Laurent Gbagbo’s time in office appears to be nearing the end of its controversial run as opponent fighters encircle his main residence as well as the presidential palace in Abidjan.
Gbagbo has been clinging to power since a presidential election in November, which saw his opponent Alassane Ouattara recognised as the winner by the international community and the African Union.
Gbagbo has refused to step down, creating an increasingly violent political crisis in the country.
Gbagbo’s government has now lost control of around 80% of the country and much of the capital city where fierce fighting has raged for days.
The Ivory Coast’s military has been unable to halt the advance of armed rebels fighting to have Ouattara installed as president.

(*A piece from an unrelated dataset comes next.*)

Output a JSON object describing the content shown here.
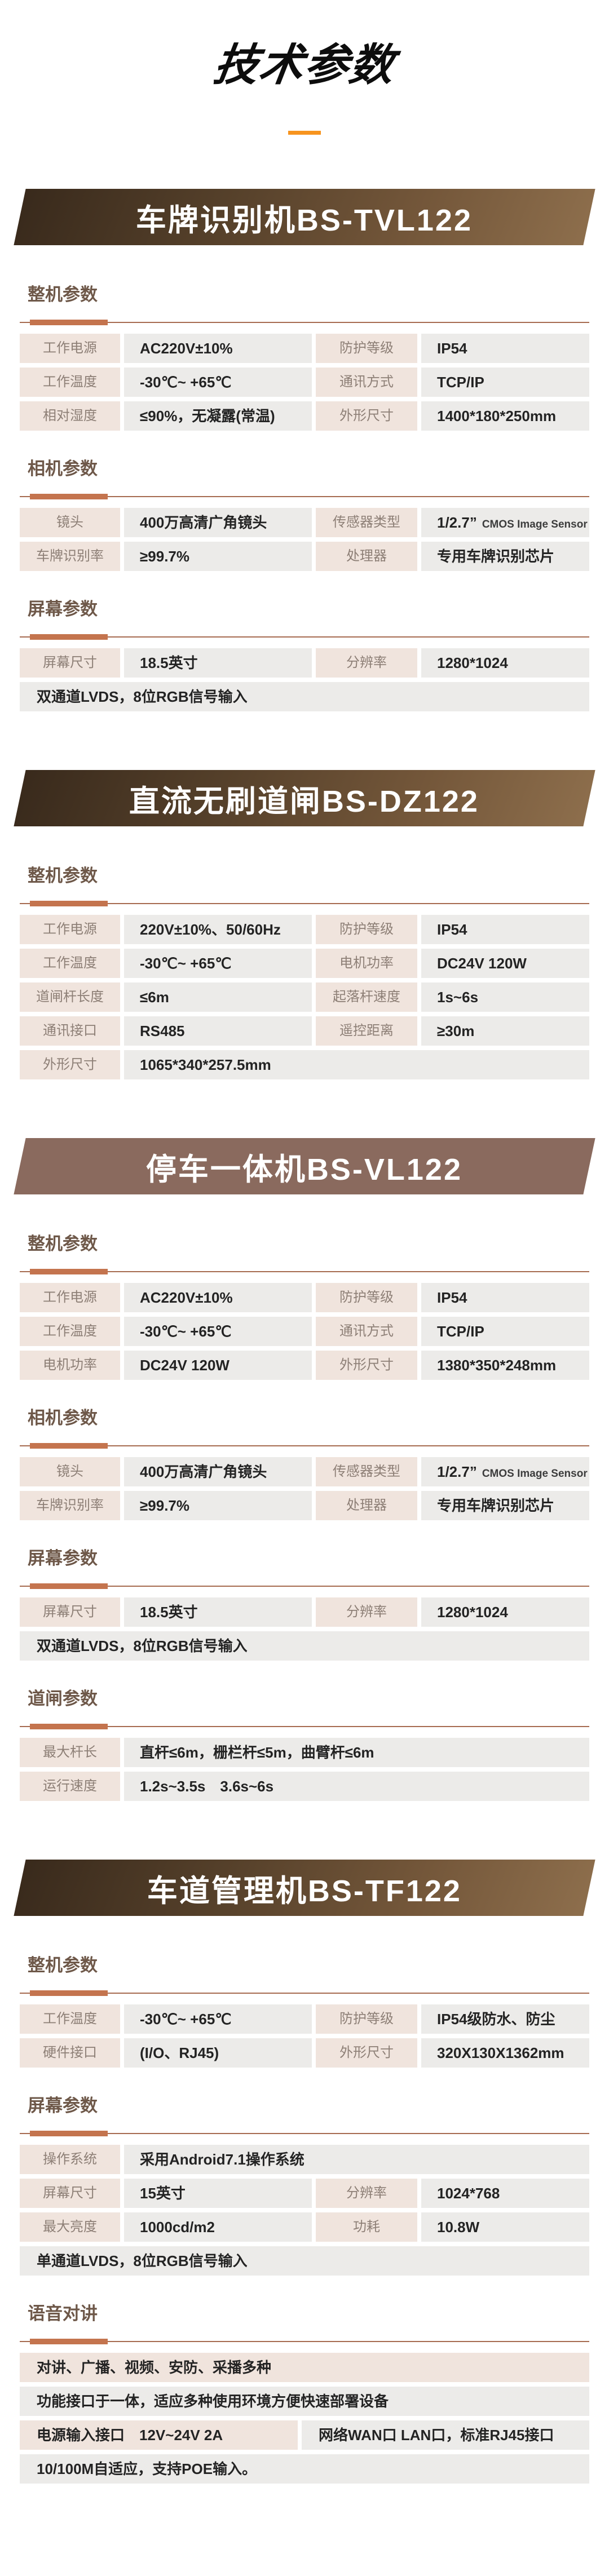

“There is no question of ceding,” said Gbagbo’s presidential aide, Fred Anderson, striking a defiant tone Friday. “It’s not up to the international community to impose our leader.”
The Ivory Coast’s elections in 2010 were delayed for five years by Gbagbo.
When Outtara won 54% of the vote, the result was recognised by the national electoral commission, the United Nations, the African Union and the Economic Organisation of West African States, but not by the president.
Supporters of Outtara have speculated that embattled President Gbagbo is likely holed up in a bunker beneath the presidential palace, which on Saturday remains surrounded by tanks and military vehicles armed with rocket launchers.